4.7.1. Cross-Datasets Architecture Search of EL-NAS
In this section, we utilize the IN and SA datasets collected by the AVIRIS sensor for our experiments. EL-NAS is conducted on the IN dataset, and the optimal cell structure identified is then employed to construct the SA classification network. According to
Table 9, using the IN dataset for searching yields classification accuracies of 94.70% and 95.99% on the SA dataset with 10 and 20 labeled samples per class, respectively. Conversely, using the SA dataset for searching results in accuracies of 88.60% and 90.39% on the IN dataset with 10 and 20 labeled samples per class, respectively.
The experimental results further substantiate the efficacy of the proposed EL-NAS method in key evaluation metrics. Notably, the use of a substantial auxiliary dataset (labeled as 10% IN or SA) for architecture searching not only matches but often surpasses the performance achieved using the target datasets. These findings offer an efficient methodology for automatic neural network architecture design across different application scenarios under the same acquisition sensor.

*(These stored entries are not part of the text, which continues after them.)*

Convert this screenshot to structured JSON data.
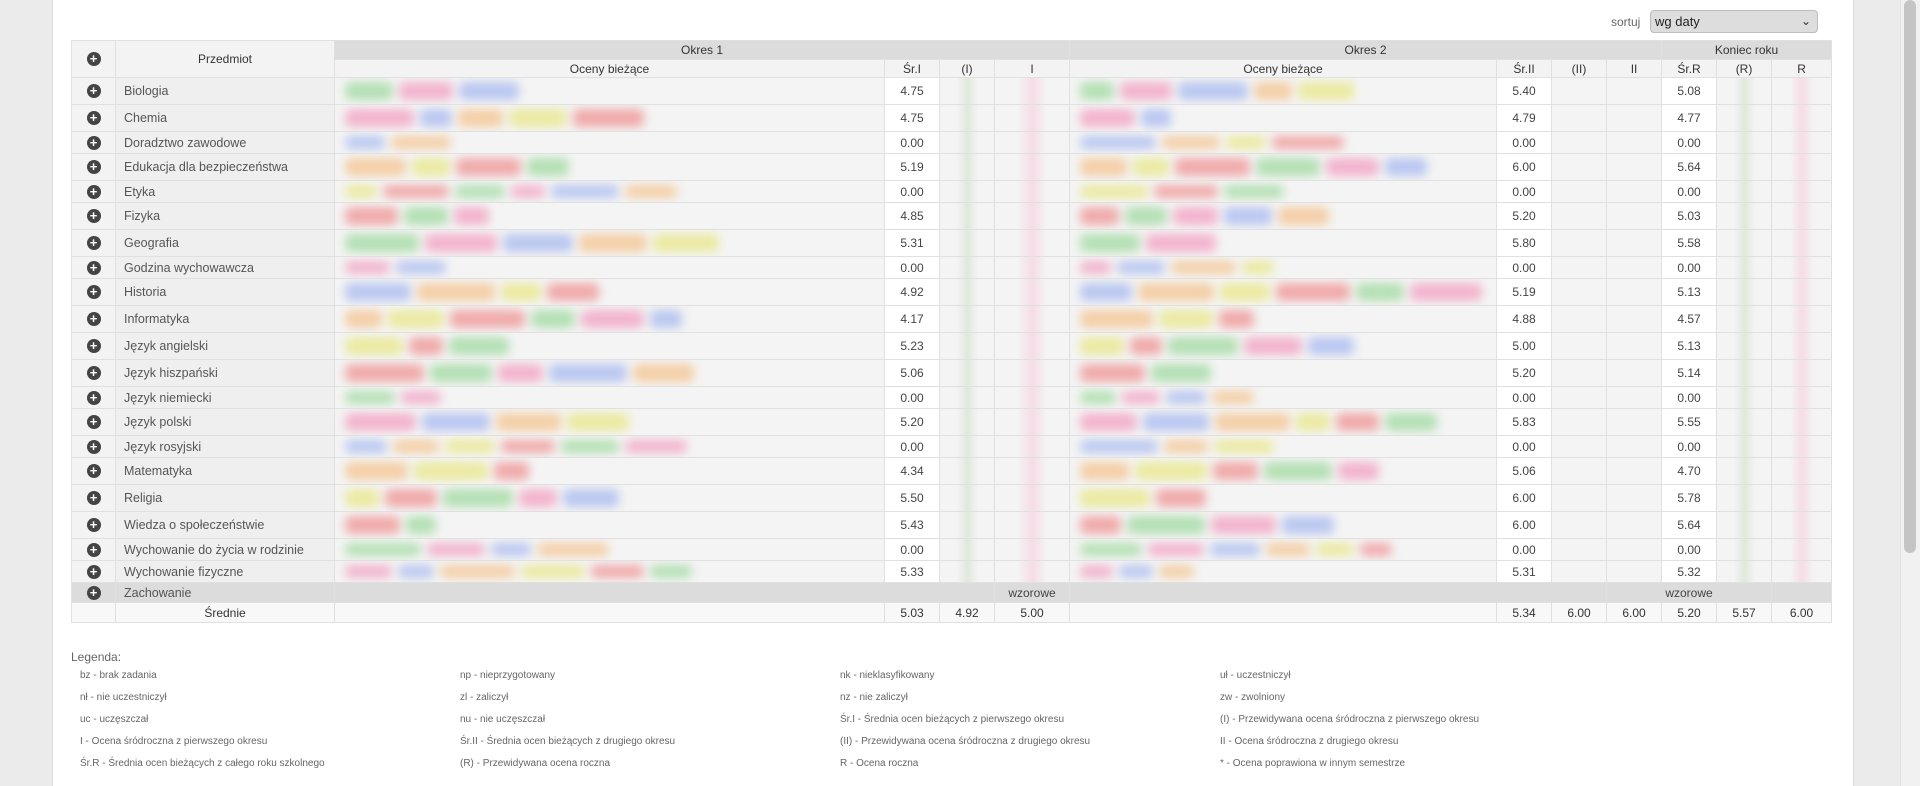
{
  "sort": {
    "label": "sortuj",
    "value": "wg daty"
  },
  "table": {
    "subject_header": "Przedmiot",
    "period1": "Okres 1",
    "period2": "Okres 2",
    "year_end": "Koniec roku",
    "grades_header": "Oceny bieżące",
    "sr1": "Śr.I",
    "pred1": "(I)",
    "final1": "I",
    "sr2": "Śr.II",
    "pred2": "(II)",
    "final2": "II",
    "srR": "Śr.R",
    "predR": "(R)",
    "finalR": "R",
    "rows": [
      {
        "name": "Biologia",
        "sr1": "4.75",
        "sr2": "5.40",
        "srR": "5.08"
      },
      {
        "name": "Chemia",
        "sr1": "4.75",
        "sr2": "4.79",
        "srR": "4.77"
      },
      {
        "name": "Doradztwo zawodowe",
        "sr1": "0.00",
        "sr2": "0.00",
        "srR": "0.00"
      },
      {
        "name": "Edukacja dla bezpieczeństwa",
        "sr1": "5.19",
        "sr2": "6.00",
        "srR": "5.64"
      },
      {
        "name": "Etyka",
        "sr1": "0.00",
        "sr2": "0.00",
        "srR": "0.00"
      },
      {
        "name": "Fizyka",
        "sr1": "4.85",
        "sr2": "5.20",
        "srR": "5.03"
      },
      {
        "name": "Geografia",
        "sr1": "5.31",
        "sr2": "5.80",
        "srR": "5.58"
      },
      {
        "name": "Godzina wychowawcza",
        "sr1": "0.00",
        "sr2": "0.00",
        "srR": "0.00"
      },
      {
        "name": "Historia",
        "sr1": "4.92",
        "sr2": "5.19",
        "srR": "5.13"
      },
      {
        "name": "Informatyka",
        "sr1": "4.17",
        "sr2": "4.88",
        "srR": "4.57"
      },
      {
        "name": "Język angielski",
        "sr1": "5.23",
        "sr2": "5.00",
        "srR": "5.13"
      },
      {
        "name": "Język hiszpański",
        "sr1": "5.06",
        "sr2": "5.20",
        "srR": "5.14"
      },
      {
        "name": "Język niemiecki",
        "sr1": "0.00",
        "sr2": "0.00",
        "srR": "0.00"
      },
      {
        "name": "Język polski",
        "sr1": "5.20",
        "sr2": "5.83",
        "srR": "5.55"
      },
      {
        "name": "Język rosyjski",
        "sr1": "0.00",
        "sr2": "0.00",
        "srR": "0.00"
      },
      {
        "name": "Matematyka",
        "sr1": "4.34",
        "sr2": "5.06",
        "srR": "4.70"
      },
      {
        "name": "Religia",
        "sr1": "5.50",
        "sr2": "6.00",
        "srR": "5.78"
      },
      {
        "name": "Wiedza o społeczeństwie",
        "sr1": "5.43",
        "sr2": "6.00",
        "srR": "5.64"
      },
      {
        "name": "Wychowanie do życia w rodzinie",
        "sr1": "0.00",
        "sr2": "0.00",
        "srR": "0.00"
      },
      {
        "name": "Wychowanie fizyczne",
        "sr1": "5.33",
        "sr2": "5.31",
        "srR": "5.32"
      }
    ],
    "behavior": {
      "name": "Zachowanie",
      "grade1": "wzorowe",
      "grade2": "wzorowe"
    },
    "means": {
      "label": "Średnie",
      "sr1": "5.03",
      "pred1": "4.92",
      "final1": "5.00",
      "sr2": "5.34",
      "pred2": "6.00",
      "final2": "6.00",
      "srR": "5.20",
      "predR": "5.57",
      "finalR": "6.00"
    }
  },
  "legend": {
    "title": "Legenda:",
    "items": [
      "bz - brak zadania",
      "np - nieprzygotowany",
      "nk - nieklasyfikowany",
      "uł - uczestniczył",
      "nł - nie uczestniczył",
      "zl - zaliczył",
      "nz - nie zaliczył",
      "zw - zwolniony",
      "uc - uczęszczał",
      "nu - nie uczęszczał",
      "Śr.I - Średnia ocen bieżących z pierwszego okresu",
      "(I) - Przewidywana ocena śródroczna z pierwszego okresu",
      "I - Ocena śródroczna z pierwszego okresu",
      "Śr.II - Średnia ocen bieżących z drugiego okresu",
      "(II) - Przewidywana ocena śródroczna z drugiego okresu",
      "II - Ocena śródroczna z drugiego okresu",
      "Śr.R - Średnia ocen bieżących z całego roku szkolnego",
      "(R) - Przewidywana ocena roczna",
      "R - Ocena roczna",
      "* - Ocena poprawiona w innym semestrze"
    ]
  },
  "colors": {
    "green": "#7fd07f",
    "pink": "#f27fae",
    "blue": "#8aa3ee",
    "orange": "#f5b167",
    "yellow": "#e4e25c",
    "red": "#ee6d6d"
  }
}
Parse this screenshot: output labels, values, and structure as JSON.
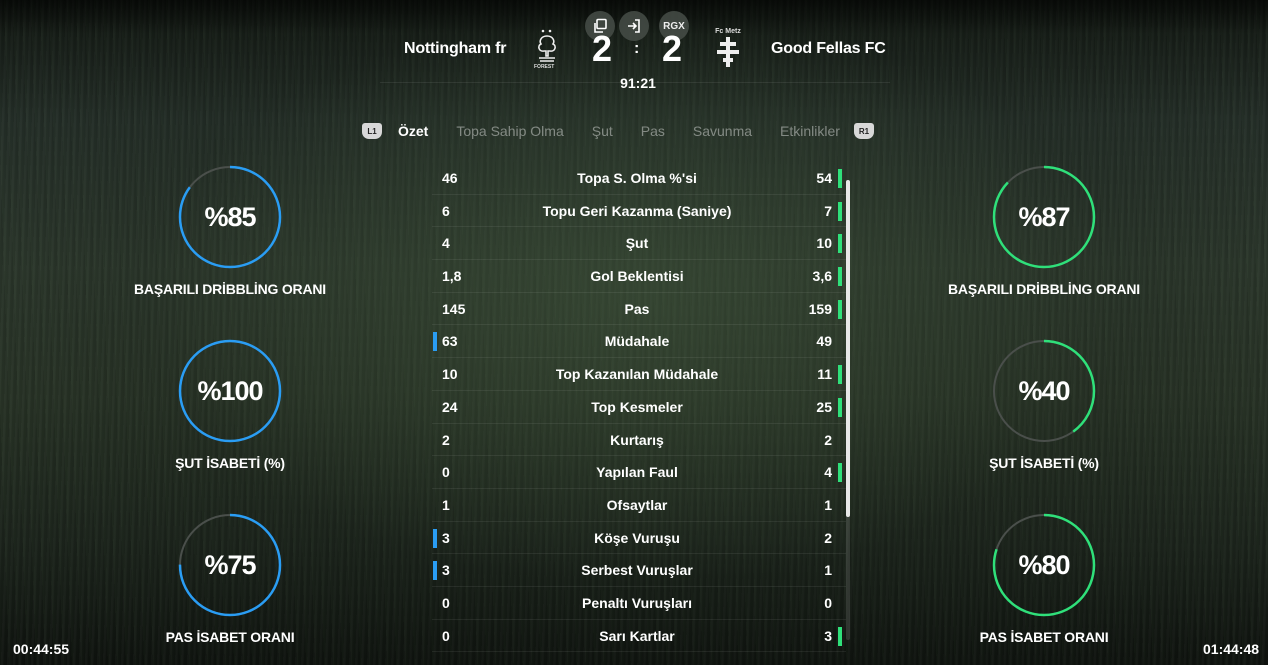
{
  "header": {
    "home_team": "Nottingham fr",
    "away_team": "Good Fellas  FC",
    "home_score": "2",
    "away_score": "2",
    "score_separator": ":",
    "match_time": "91:21",
    "away_crest_caption": "Fc Metz",
    "home_crest_caption": "FOREST",
    "buttons": {
      "rgx_label": "RGX"
    }
  },
  "tabs": {
    "left_shoulder": "L1",
    "right_shoulder": "R1",
    "items": [
      "Özet",
      "Topa Sahip Olma",
      "Şut",
      "Pas",
      "Savunma",
      "Etkinlikler"
    ],
    "active_index": 0
  },
  "home_rings": [
    {
      "value": "%85",
      "label": "BAŞARILI DRİBBLİNG ORANI",
      "percent": 85
    },
    {
      "value": "%100",
      "label": "ŞUT İSABETİ (%)",
      "percent": 100
    },
    {
      "value": "%75",
      "label": "PAS İSABET ORANI",
      "percent": 75
    }
  ],
  "away_rings": [
    {
      "value": "%87",
      "label": "BAŞARILI DRİBBLİNG ORANI",
      "percent": 87
    },
    {
      "value": "%40",
      "label": "ŞUT İSABETİ (%)",
      "percent": 40
    },
    {
      "value": "%80",
      "label": "PAS İSABET ORANI",
      "percent": 80
    }
  ],
  "stats": [
    {
      "home": "46",
      "name": "Topa S. Olma %'si",
      "away": "54",
      "leader": "away"
    },
    {
      "home": "6",
      "name": "Topu Geri Kazanma (Saniye)",
      "away": "7",
      "leader": "away"
    },
    {
      "home": "4",
      "name": "Şut",
      "away": "10",
      "leader": "away"
    },
    {
      "home": "1,8",
      "name": "Gol Beklentisi",
      "away": "3,6",
      "leader": "away"
    },
    {
      "home": "145",
      "name": "Pas",
      "away": "159",
      "leader": "away"
    },
    {
      "home": "63",
      "name": "Müdahale",
      "away": "49",
      "leader": "home"
    },
    {
      "home": "10",
      "name": "Top Kazanılan Müdahale",
      "away": "11",
      "leader": "away"
    },
    {
      "home": "24",
      "name": "Top Kesmeler",
      "away": "25",
      "leader": "away"
    },
    {
      "home": "2",
      "name": "Kurtarış",
      "away": "2",
      "leader": "none"
    },
    {
      "home": "0",
      "name": "Yapılan Faul",
      "away": "4",
      "leader": "away"
    },
    {
      "home": "1",
      "name": "Ofsaytlar",
      "away": "1",
      "leader": "none"
    },
    {
      "home": "3",
      "name": "Köşe Vuruşu",
      "away": "2",
      "leader": "home"
    },
    {
      "home": "3",
      "name": "Serbest Vuruşlar",
      "away": "1",
      "leader": "home"
    },
    {
      "home": "0",
      "name": "Penaltı Vuruşları",
      "away": "0",
      "leader": "none"
    },
    {
      "home": "0",
      "name": "Sarı Kartlar",
      "away": "3",
      "leader": "away"
    }
  ],
  "colors": {
    "home": "#2a9df4",
    "away": "#2fe07a",
    "ring_track": "#4a4f4b"
  },
  "clock_left": "00:44:55",
  "clock_right": "01:44:48"
}
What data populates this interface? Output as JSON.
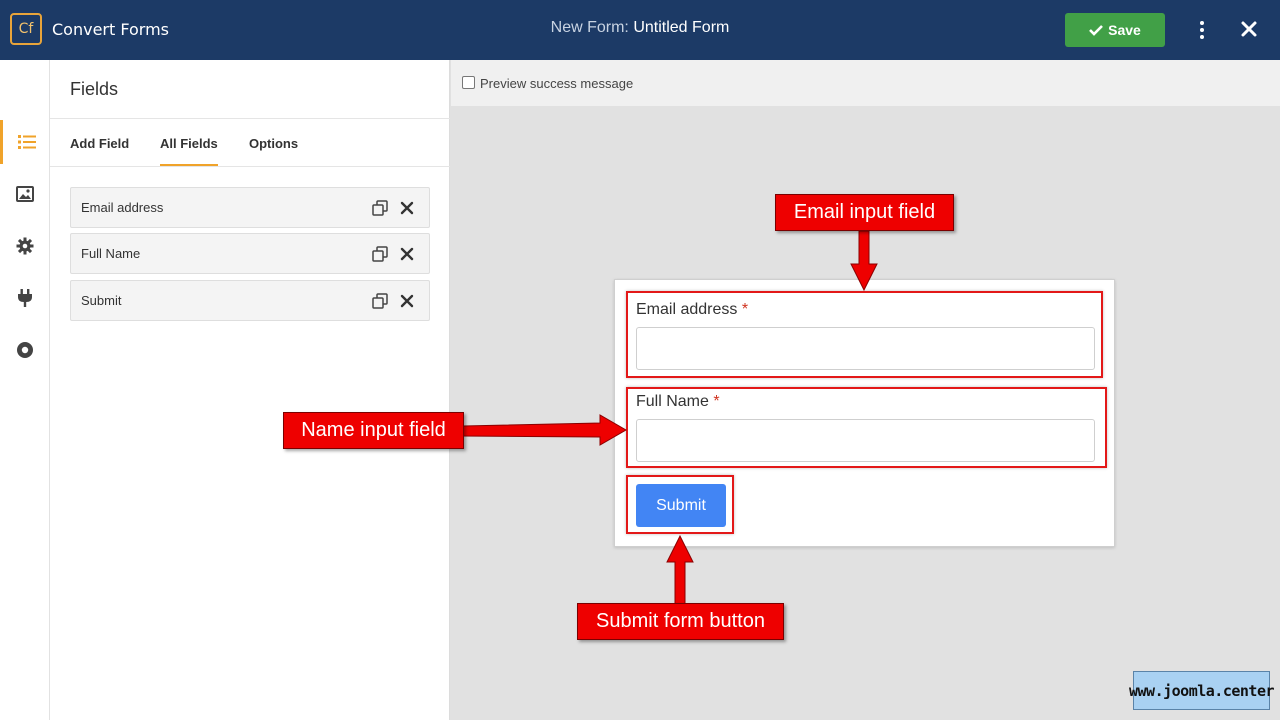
{
  "app": {
    "logo_text": "Cf",
    "name": "Convert Forms",
    "title_prefix": "New Form:",
    "title_name": "Untitled Form",
    "save_label": "Save",
    "accent": "#f0a32a",
    "header_bg": "#1c3a66",
    "save_color": "#41a047"
  },
  "rail": {
    "items": [
      "list-icon",
      "image-icon",
      "gear-icon",
      "plug-icon",
      "circle-dot-icon"
    ],
    "active_index": 0
  },
  "panel": {
    "title": "Fields",
    "tabs": [
      {
        "label": "Add Field",
        "active": false
      },
      {
        "label": "All Fields",
        "active": true
      },
      {
        "label": "Options",
        "active": false
      }
    ],
    "fields": [
      {
        "label": "Email address"
      },
      {
        "label": "Full Name"
      },
      {
        "label": "Submit"
      }
    ]
  },
  "preview": {
    "checkbox_label": "Preview success message",
    "checked": false
  },
  "form": {
    "email_label": "Email address",
    "email_value": "",
    "name_label": "Full Name",
    "name_value": "",
    "required_mark": "*",
    "submit_label": "Submit",
    "submit_color": "#4285f4"
  },
  "annotations": {
    "email_callout": "Email input field",
    "name_callout": "Name input field",
    "submit_callout": "Submit form button",
    "color": "#ee0000"
  },
  "watermark": "www.joomla.center"
}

4.7.2. Cross-Sensors Architecture Search of EL-NAS
In this part, we adopt five datasets collected by four kinds of HSI acquisition sensors (i.e., IN and SA from AVIRIS, UP from ROSIS, HU from CASI, IMDB from Hyperspec-VNIR-C). We conduct architecture searching on one of the above datasets, and the classification network derived by the searched architecture is applied to other datasets. The experimental results of the search on HU are shown in
Table 10. Our findings indicate that when target data volume is limited, the proposed EL-NAS method, utilizing a large auxiliary dataset (labeled as 10% HU), can achieve comparable or superior performance on key evaluation metrics, compared to using target datasets. These results offer an effective optimization strategy for cross-domain learning applications facing data scarcity, demonstrating that EL-NAS can automatically yield a neural network architecture design with satisfactory results even under different datasets collected by different acquisition sensors.